Thursday, December 12, 2019

Gore Vidal


Out of print for years, but now back on the cultural radar, Gore Vidal's Myra Breckinridge defies classification. It's a novel about Hollywood and entertainment, but it's also about sexuality, and violence, and psychoanalysis. It's a book that's serious, but silly; that's sad, but enticing.

Mostly, though, this is a book about gender, and about how our conception of masculinity, especially, is predicated on an unavoidable quest for power. Vidal is fascinated by this: by how power is accumulated, by how it grows, and by how it tends to perverts. Myra Breckinridge sets out to invert these dynamics, using her femininity, and a healthy dose of violence and manipulation, to stem the masculine drive. 

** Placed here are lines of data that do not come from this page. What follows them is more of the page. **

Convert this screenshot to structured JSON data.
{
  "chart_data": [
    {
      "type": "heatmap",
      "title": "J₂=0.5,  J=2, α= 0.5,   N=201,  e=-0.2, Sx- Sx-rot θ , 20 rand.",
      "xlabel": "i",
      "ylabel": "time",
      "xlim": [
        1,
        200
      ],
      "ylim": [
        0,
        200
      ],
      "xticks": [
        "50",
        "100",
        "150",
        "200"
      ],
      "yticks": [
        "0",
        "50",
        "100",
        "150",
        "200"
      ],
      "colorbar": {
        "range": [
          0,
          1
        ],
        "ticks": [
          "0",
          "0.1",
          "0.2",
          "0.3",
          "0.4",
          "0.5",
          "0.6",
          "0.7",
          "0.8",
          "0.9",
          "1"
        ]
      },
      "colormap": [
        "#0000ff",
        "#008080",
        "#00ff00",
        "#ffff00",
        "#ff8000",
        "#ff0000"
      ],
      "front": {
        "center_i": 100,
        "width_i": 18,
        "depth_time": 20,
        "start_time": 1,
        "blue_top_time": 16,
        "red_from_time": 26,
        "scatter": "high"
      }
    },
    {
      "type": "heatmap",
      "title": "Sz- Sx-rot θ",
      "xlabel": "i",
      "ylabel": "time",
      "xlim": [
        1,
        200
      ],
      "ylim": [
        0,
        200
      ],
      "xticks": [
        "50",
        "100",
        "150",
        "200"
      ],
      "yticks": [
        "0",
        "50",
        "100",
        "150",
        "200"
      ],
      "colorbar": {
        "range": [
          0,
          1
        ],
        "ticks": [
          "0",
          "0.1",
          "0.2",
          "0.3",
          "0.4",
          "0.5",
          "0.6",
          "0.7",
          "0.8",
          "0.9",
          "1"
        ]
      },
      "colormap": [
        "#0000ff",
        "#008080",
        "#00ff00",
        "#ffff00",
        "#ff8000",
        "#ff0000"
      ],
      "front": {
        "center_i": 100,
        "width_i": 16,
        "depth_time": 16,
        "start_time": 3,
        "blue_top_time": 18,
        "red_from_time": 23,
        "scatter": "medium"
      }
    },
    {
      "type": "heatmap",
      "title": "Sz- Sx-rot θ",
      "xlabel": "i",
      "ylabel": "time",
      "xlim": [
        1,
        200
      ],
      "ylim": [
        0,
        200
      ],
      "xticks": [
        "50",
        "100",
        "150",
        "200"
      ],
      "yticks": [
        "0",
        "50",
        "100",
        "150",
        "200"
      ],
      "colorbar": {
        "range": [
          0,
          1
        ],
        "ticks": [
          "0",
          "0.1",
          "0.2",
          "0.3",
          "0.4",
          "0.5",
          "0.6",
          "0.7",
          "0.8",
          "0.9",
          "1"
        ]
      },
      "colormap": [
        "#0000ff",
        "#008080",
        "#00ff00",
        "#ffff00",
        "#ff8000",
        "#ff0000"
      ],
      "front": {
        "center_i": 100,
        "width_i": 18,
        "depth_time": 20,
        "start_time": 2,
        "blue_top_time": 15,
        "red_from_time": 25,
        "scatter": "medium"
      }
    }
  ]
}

Reading about Myra Breckinridge reminded some of Sissy Hankshaw: except that, where Tom Robbins focused, a decade later, on the nature of physical attraction, Vidal focused on its emotional underpinnings. Myra Breckinridge is constantly at war with herself and others: her triumph is at much an act of violence and reordering as it is an affirmation of herself and her identity. 

I'm not sure that Myra Breckinridge is a book that was meant to be taken seriously: there's enough humor here, and enough self-deprecation, to distract. But Vidal used this as a tactic to make a more serious point: that sexuality, like gender, manifests structures of power, and that both assign roles without seeking permission. It takes a strong character -- like Myra Breckinridge, say -- to break that mold, and to subvert forces which are deeply habituated. 

This is not an excellent or lasting book, but it's certainly one that's timely, and its reprinting says as much about Myra Breckinridge as it does about our own culture and priorities today. For that reason alone, it's worth the read.